From “Bigger Bolder Baking Every Day” by Gemma Stafford. Copyright © 2022 by Gemma Stafford. Photography © 2022 by Carla Choy. Reprinted by permission of Harvest, an imprint of HarperCollins Publishers.
5-Ingredient Dutch Baby
Makes 1 10-inch pancake (4 servings)
Serving meals family-style doesn’t just mean bringing everyone together at the table— it also means fewer dishes! A Dutch baby is shared straight out of the cast-iron pan it’s baked in, making it perfect for entertaining a group.
3 large eggs, at room temperature
1/2 cups (120 milliliters) whole milk
1/2 cups (71 grams) all-purpose flour
3 tablespoons (42 grams) butter, melted
¼ teaspoon salt
Strawberry Compote (below) for serving
Whipped Cream (below) for serving at room temperature
- Preheat the oven to 425°F (220°C). Place a 10-inch cast-iron (or oven-safe) skillet on the middle rack to heat up as well.
- In a large bowl, whisk together the eggs and milk until well blended. Add the flour, 2 Tbsp.
(28 g) of the melted butter, and the salt and whisk until smooth. - Carefully brush the bottom and sides of the hot skillet with the remaining 1 Tbsp (14 g) melted butter, then immediately pour the batter into the skillet.
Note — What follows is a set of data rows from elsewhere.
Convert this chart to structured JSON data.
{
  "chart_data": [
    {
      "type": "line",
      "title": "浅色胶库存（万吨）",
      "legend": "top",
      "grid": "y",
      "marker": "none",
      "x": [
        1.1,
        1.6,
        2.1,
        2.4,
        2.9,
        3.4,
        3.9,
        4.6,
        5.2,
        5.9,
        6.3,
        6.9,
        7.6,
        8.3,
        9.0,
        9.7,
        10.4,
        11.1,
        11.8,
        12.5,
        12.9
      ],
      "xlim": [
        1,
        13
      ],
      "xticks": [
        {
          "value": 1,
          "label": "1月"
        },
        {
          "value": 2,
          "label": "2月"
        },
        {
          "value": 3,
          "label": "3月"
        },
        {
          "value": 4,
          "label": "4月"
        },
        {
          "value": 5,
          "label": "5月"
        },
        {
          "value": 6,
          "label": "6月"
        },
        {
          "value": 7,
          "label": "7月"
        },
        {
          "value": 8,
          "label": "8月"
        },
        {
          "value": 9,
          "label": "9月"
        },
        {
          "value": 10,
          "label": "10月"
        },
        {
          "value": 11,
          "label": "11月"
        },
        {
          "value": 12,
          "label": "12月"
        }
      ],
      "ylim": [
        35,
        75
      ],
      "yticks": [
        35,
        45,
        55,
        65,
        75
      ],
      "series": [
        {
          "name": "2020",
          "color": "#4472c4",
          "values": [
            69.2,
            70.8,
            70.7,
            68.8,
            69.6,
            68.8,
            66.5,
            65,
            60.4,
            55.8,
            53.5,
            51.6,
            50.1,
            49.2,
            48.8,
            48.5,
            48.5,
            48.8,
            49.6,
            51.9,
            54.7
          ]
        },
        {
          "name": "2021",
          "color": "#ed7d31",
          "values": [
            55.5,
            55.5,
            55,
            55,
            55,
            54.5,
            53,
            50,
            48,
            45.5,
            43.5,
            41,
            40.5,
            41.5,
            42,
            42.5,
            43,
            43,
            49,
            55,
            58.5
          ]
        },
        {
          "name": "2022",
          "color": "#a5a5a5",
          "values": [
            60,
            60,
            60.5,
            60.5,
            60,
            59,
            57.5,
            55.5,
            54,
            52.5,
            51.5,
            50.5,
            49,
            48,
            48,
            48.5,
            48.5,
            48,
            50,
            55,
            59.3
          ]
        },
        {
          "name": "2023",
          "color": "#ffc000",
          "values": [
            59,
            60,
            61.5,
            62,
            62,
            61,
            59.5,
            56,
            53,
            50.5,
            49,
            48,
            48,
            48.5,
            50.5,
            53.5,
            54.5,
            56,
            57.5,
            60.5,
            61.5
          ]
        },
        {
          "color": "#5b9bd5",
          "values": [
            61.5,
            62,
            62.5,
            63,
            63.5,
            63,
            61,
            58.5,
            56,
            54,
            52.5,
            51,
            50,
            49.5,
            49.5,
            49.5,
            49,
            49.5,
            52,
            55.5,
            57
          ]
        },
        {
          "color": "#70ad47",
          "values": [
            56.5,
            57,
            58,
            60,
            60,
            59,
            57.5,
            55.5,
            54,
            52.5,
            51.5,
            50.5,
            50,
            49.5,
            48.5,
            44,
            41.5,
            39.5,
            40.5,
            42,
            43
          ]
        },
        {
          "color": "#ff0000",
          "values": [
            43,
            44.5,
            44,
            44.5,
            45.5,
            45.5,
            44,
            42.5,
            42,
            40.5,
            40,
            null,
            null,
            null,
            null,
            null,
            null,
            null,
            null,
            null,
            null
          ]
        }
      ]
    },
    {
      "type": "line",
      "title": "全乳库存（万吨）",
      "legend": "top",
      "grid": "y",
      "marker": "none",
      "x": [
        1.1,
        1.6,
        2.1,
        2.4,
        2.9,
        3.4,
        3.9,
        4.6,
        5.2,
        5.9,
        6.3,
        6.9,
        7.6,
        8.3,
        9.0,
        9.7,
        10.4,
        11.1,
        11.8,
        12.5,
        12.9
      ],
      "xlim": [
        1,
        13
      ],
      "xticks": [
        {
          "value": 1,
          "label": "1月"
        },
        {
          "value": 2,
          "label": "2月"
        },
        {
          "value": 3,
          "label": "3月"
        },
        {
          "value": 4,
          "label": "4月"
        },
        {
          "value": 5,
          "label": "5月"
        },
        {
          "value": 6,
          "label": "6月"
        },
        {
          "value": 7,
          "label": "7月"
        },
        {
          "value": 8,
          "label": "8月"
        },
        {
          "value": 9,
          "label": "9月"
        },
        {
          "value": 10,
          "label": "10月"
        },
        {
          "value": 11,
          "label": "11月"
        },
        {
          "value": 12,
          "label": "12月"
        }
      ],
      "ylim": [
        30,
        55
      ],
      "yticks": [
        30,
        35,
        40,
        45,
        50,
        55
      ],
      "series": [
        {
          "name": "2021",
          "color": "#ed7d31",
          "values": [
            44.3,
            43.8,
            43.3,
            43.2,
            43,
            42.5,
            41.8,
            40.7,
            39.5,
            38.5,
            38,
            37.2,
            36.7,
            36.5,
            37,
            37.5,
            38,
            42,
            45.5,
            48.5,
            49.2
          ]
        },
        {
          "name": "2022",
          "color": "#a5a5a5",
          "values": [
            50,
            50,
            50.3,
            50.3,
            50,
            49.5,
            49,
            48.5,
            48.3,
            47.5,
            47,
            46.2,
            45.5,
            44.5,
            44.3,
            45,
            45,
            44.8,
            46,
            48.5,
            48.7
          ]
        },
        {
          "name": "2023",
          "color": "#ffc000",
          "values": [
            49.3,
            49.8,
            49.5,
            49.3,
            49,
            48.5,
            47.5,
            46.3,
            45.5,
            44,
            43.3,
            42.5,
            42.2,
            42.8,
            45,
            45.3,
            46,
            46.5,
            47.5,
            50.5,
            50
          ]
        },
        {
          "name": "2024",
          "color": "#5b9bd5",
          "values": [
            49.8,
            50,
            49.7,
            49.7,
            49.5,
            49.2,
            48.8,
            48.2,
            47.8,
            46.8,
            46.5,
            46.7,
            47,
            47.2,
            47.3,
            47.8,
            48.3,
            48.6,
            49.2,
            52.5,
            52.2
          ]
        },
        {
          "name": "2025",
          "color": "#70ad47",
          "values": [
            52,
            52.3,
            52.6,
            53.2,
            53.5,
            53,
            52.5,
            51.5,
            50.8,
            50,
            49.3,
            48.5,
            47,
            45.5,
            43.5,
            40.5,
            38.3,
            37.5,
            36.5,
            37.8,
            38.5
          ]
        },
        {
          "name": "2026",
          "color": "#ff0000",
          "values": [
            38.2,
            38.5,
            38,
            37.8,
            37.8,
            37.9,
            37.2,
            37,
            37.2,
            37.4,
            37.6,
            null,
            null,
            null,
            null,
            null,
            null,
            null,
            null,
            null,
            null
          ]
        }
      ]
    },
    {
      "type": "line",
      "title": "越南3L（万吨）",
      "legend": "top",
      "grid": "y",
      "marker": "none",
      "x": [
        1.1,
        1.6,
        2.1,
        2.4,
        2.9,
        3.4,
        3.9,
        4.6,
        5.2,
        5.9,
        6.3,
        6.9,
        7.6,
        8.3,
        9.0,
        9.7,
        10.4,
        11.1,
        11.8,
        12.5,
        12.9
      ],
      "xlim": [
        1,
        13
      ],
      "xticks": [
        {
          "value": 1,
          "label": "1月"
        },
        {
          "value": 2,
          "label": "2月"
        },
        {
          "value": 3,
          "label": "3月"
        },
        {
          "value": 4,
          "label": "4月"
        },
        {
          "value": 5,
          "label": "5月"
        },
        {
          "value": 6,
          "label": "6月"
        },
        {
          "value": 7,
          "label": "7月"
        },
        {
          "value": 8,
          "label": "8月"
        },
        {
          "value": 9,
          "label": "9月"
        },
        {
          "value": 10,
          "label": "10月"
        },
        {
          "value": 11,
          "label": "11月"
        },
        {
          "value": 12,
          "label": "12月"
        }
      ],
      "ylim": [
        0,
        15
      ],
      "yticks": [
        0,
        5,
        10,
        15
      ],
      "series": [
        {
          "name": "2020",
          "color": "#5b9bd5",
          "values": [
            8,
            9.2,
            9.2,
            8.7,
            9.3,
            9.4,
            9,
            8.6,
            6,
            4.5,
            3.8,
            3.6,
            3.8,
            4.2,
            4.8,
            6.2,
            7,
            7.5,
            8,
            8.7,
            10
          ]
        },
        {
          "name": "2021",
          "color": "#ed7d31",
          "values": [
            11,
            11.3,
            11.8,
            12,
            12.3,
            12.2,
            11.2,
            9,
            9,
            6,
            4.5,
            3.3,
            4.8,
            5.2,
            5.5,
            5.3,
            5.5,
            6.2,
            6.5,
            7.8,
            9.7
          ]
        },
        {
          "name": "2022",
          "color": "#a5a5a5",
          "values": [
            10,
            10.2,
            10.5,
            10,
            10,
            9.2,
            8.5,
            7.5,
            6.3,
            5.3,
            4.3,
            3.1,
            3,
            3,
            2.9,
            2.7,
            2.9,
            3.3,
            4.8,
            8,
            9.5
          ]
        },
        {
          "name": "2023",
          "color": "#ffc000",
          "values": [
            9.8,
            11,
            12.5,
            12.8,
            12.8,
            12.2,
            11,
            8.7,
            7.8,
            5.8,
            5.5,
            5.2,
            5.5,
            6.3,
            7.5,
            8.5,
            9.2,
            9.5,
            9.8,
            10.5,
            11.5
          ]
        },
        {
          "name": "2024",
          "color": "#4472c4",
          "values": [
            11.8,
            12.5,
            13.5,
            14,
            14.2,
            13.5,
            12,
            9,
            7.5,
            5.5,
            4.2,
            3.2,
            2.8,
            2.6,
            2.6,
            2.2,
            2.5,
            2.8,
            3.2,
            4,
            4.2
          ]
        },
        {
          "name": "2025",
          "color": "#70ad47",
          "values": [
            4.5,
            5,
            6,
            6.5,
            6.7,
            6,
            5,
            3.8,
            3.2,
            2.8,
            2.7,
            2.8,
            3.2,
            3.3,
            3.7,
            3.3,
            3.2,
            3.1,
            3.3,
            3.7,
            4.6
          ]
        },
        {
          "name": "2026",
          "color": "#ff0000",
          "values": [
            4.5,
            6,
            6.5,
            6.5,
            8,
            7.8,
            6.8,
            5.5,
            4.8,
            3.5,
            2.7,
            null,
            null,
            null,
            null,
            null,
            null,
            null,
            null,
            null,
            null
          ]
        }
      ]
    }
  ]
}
- Bake, without opening the oven, for about 20 minutes, until golden brown and well risen. The Dutch baby will deflate a bit when you remove it from the oven, but that is normal.
- Serve immediately, with strawberry compote and whipped cream. This is best enjoyed the day it is made, but any leftovers can be stored, covered, at room temperature for up to 1 day.
Strawberry Compote
Makes 2 cups
3½ cups (17½ ounces / 497 grams) fresh strawberries, quartered
¼ cup (57 grams) granulated sugar
2 tablespoons water
2 teaspoons fresh lemon juice
- In a medium saucepan, combine the strawberries, sugar, water, and lemon juice and bring to a very gentle simmer over medium-low heat. Cook until the berries have softened and the liquid has thickened slightly, 4 to 5 minutes. Remove from the heat and let cool completely.
- Once cooled, use straight away or store in an airtight container in the fridge for up to 4 days.
Whipped Cream
Makes 2½ cups
1½ cup (360 milliliters) cold heavy cream
- Place the cream in a medium bowl and, using a handheld mixer or a whisk, whip until soft peaks form. Use immediately or cover and refrigerate until needed, up to 2 hours.